MONTPELIER — Despite an outbreak of COVID-19 in Winooski, Gov. Phil Scott said on Friday that the state is still safely on its way to reopening.
"The cases are confined to one social network of families," Scott said. "This is exactly what we've been preparing for."
Scott said because Vermonters have been diligent about keeping themselves and their families safe, it has given the state enough time to implement contact tracing and testing to "box in" an infection.
"What was impossible two months ago is a reality today," he said.
On Thursday, the Vermont Department of Health reported 36 new cases, the highest single-day rise in cases since early April. Thirty-four of these positive tests were from Winooski. While Scott did not release identification information, the state has noted it is working with a team of translators to contain the outbreak. According to the U.S. Census, 17.9 percent of Winooski's population is foreign born.
Since Monday, the state has worked with the city and Community Health Centers of Burlington to offer testing at the O'Brien Community Center every day of the week.
"We are encouraging every Winooski resident to get the test," Mark Levine, the Commissioner of Health, said.
As of Friday, nearly 450 people have been tested.
"Our [epidemic] team has been on top of this situation," Scott said. "While there may and likely will be more cases, we expect to contain and prevent it from spreading across the city and the state."
"The cases are within the city of Winooski," Levine said. "There are not facilities such as schools or workplaces identified as places of known transmission of the virus."
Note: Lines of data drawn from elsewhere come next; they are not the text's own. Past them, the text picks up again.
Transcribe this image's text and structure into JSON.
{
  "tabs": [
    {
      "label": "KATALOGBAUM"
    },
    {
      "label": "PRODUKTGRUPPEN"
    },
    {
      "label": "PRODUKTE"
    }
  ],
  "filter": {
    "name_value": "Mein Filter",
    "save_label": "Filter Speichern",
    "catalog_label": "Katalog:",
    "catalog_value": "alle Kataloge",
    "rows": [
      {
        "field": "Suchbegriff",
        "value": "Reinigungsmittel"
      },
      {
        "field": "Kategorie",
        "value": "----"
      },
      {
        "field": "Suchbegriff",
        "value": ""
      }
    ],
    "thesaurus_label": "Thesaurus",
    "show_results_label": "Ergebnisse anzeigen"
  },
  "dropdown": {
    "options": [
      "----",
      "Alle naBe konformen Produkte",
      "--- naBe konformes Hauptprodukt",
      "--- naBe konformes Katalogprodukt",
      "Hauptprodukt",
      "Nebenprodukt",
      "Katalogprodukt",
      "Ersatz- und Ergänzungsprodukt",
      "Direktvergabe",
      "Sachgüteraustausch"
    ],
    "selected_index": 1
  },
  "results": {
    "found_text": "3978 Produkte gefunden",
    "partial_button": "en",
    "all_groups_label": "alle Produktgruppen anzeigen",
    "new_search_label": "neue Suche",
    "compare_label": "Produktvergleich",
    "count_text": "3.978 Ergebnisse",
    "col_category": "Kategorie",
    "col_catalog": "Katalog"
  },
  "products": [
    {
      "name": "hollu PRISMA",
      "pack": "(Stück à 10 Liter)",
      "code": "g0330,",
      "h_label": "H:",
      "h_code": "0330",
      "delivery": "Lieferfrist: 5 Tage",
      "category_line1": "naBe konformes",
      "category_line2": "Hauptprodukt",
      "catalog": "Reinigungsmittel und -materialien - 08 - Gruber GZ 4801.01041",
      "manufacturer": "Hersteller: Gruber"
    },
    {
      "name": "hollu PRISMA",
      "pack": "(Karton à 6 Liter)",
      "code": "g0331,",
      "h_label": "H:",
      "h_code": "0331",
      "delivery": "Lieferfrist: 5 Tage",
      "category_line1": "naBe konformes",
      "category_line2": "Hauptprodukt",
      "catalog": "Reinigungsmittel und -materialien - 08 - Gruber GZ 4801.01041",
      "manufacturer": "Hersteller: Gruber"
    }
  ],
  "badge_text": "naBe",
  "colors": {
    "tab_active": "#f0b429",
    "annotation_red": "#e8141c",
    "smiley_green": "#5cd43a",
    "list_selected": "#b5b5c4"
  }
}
Mike Piecek, the commissioner of the Vermont Department of Financial Regulation, said the outbreak in Winooski will affect Vermont's data.
"Thirty-six cases will certainly skew our data," he said. Piecek said. Unlike neighboring states which are experiencing new cases each day, Vermont has had very few until the Winooski outbreak. He noted that within a five-hour drive of Vermont, there are 160,000 active cases of infection.
Despite the outbreak, Scott said, Vermont's numbers continue to trend in a positive direction. Because of this, Scott said he was allowing restaurants and pubs to open, but with 25 percent occupancy and 6 feet between parties, effective Friday.
"It won't be dining as usual with this first step," he said, adding that guidance for restaurant and pub owners can be found at the website of the Agency of Commerce and Community Development. "We still have a very long way to go to help our restaurants get back on their feet."
Scott said his decision does not preclude a municipality from keeping restaurants closed if there's a health reason to do so.
Scott also announced the lifting of some travel restrictions. His team, analyzing the data, has determined there are 55 counties in New York and New England that Vermonters can travel to and from without having to worry about quarantining for 14 days.
These are counties with 400 or fewer cases of active infection per 1 million people, Piecek said.
Scott said the border with Canada will remain closed until at least June 21.
Scott also increased lodging capacity, including at campgrounds, to 50 percent, effective Monday.
Even with all the restrictions still in place and with Vermonters practicing safety, Scott said, there are bound to be more outbreaks similar to the one in Winooski.
"That's why we have built up our capacity to box them in," he said. "We continue to work our way through this and learn from it and continue to further strengthen our response and do what we need to do to bridge the gap between now and a vaccine."
There is news from Washington, D.C., that Congress has passed and the president is expected to sign an extension of the Paycheck Protection Program. The Paycheck Protection Flexibility Act extends the amount of time a loan recipient has to spend funds from eight weeks to 24 weeks. It also lowers the portion of funds that borrowers must spend on payroll from 75 percent to 60 percent in order to qualify for forgiveness of the full loan amount. The Agency of Commerce and Community Development has more information at its website.
Levine also addressed the behavior of people attending protests related to the killing of George Floyd. Minneapolis police officer Derek Chauvin was caught on video pressing his knee to Floyd's neck and now faces a charge of second-degree murder. The three other officers at the scene have been charged with aiding and abetting second-degree murder and second-degree manslaughter.
"We understand that people are looking at historical injustice, structural racism and economic inequality ... and weighing protest against the potential risk of being close together," Levine said.
He urged people attending protests to wear face coverings and not gather in groups of 25 people or more. He also said anyone who has attended a protest should get tested for COVID-19.
To learn more about how to get tested, visit the Department of Health's website.
"We are asking people to use some common sense," Levine said. "We don't want to stop anyone from exercising their Constitutional rights."
Information from the Associated Press was used in this article.